Monday, August 08, 2005

Defending "A Shining Moment"

In “The Vantage Point,” a self-authored (with some assistance) account of Lyndon B. Johnson’s presidency, he described an attempt by The Rev. Martin Luther King, Jr. and others to lead members of a few organizations dedicated to the rights of African Americans and some other like-minded friends on a 54-mile march beginning in Selma, Alabama in 1965. The march’s final destination was to be the state capitol of Montgomery, and the reason for the march was to encourage support for the Voting Rights Act which Johnson was trying to get through Congress.

However, this is what transpired soon after the march began:

“The singing (of ‘We Shall Overcome’) came to an abrupt end early in the evening of March 7, when the marchers reached the Edmund Pettus Bridge at the southern edge of Selma and were confronted by Sheriff Jim Clark and a mounted posse. The sheriff ordered the marchers to turn around. They knew their rights and refused. The Alabaman state troopers took matters into their own hands. With nightsticks, bullwhips, and billy clubs, they scattered the ranks of the marchers. More than fifty men and women were severely injured. The march was over. But the struggle had just begun.”
The march subsequently resumed and reached its destination.

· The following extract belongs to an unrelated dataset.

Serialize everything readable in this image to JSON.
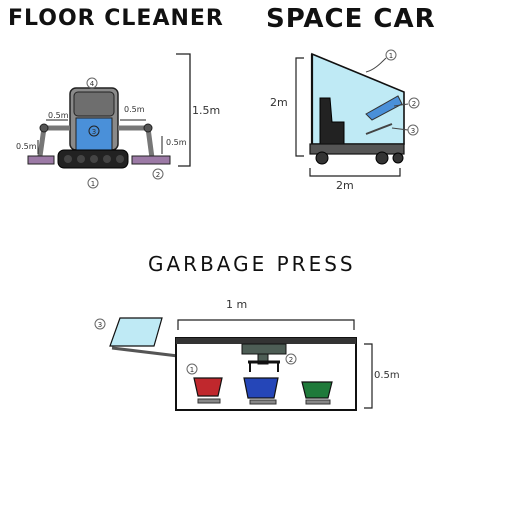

The culmination of the primary phase of the struggle was marked by Johnson’s introduction of The Voting Rights Act to a joint session of Congress on March 15th. Here is how he recounted it in “The Vantage Point.”

“As I stood before the assembled Chamber, the lights were blinding. I began slowly:

‘I speak tonight for the dignity of man and the destiny of democracy…At times history and fate meet at a single time in a single place to shape a turning point in man’s unending search for freedom. So it was at Lexington and Concord. So it was a century ago at Appomattox. So it was last week in Selma, Alabama.’

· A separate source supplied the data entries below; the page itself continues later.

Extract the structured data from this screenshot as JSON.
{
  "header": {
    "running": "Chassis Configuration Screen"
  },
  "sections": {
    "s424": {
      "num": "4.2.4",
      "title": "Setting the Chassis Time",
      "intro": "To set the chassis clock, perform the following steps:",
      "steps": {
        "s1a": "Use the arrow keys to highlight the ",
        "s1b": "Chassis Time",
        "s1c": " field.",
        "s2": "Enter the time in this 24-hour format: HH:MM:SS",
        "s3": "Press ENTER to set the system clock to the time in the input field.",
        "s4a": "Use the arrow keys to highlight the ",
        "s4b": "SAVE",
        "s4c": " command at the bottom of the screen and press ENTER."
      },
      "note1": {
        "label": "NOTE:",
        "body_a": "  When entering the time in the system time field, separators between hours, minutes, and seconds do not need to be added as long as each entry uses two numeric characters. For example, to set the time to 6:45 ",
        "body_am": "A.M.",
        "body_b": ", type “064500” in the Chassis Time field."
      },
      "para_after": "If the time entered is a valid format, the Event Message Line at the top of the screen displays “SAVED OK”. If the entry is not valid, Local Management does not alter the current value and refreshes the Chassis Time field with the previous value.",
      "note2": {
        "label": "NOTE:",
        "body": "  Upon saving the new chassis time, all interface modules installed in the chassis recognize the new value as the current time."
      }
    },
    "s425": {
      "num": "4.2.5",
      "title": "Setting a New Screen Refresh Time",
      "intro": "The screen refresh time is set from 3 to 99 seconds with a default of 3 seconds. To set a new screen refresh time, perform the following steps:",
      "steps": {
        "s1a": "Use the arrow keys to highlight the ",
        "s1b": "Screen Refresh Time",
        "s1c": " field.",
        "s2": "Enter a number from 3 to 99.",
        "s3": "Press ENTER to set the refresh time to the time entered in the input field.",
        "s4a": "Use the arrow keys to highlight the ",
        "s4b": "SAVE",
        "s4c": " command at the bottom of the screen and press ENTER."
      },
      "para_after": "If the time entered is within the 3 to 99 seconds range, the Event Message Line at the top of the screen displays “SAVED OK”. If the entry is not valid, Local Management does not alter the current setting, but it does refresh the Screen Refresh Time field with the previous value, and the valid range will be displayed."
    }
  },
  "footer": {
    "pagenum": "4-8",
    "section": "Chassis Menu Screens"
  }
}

I could feel the tension in the Chamber. I could hear the emotion in the echoes of my own words. I tried to speed it up a little.

‘There is no constitutional issue here. The command of the Constitution is plain. There is no moral issue. It is wrong – deadly wrong – to deny any of your fellow Americans the right to vote in this country. There is no issue of states rights or national rights. There is only the struggle for human rights…This time, on this issue, there must be no delay, no hesitation, and no compromise with our purpose.’”
(note to Dubya: this is how a president of the United States is supposed to act.)

Johnson’s powerful message moved Congress to action, and the Voting Rights Act was signed into law on August 6, 1965. As Johnson recalled:

“I remembered the words Reverend King had spoken when his marchers finally reached Montgomery: ‘We are on the move now…Selma has become a shining moment in the conscience of man.’”
I said that Johnson’s speech marked the culmination of the primary phase and not the end because I don’t believe there will ever be an end to this struggle. As proof, I mention that key sections of the Voting Right Act are up for renewal on its 40th anniversary, and there is actually some question about whether or not these sections will be renewed (Mark Green on the Huffington Post provides an account of last weekend’s anniversary and a remembrance, and John Lewis provides more background from a radio address on Saturday – Conyersblog also had a good post on the anniversary also.)

Only a truly naïve person wouldn't realize that, in these sad days of conservative ascendancy, unscrupulous, bigoted individuals might use this opportunity to gut these sections of the act to ensure a Repug majority in their states once and for all (the individuals who would be hurt are black, Latino, and other people of color who likely would be poor and vote Democratic – let’s have no illusions about this, OK?).

We should contact our elected representatives and tell them to do something which should be stupidly obvious, and that is to renew the 1965 Voting Rights Act in its entirety. That is the least we can do to honor the sacrifices of all who are still with us and all who have come and gone to ensure everyone’s right to the universal franchise.

(Here is another background link.)

P.S. – One of the commenters on Mark Green’s column is right about corruption in the electronic voting process, but important as that topic is, that is something to be addressed at another time.

Update: Here's more from Helen Thomas (so James Sensenbrenner thinks renewing the act is "an open question"? This guy is a typical Repug conservative who is too busy screaming about the entertainment industry instead of trying to author and pass legislation that actually matters.)

Update 8/17: This is a fine editorial on this topic from The Atlanta Journal-Constitution.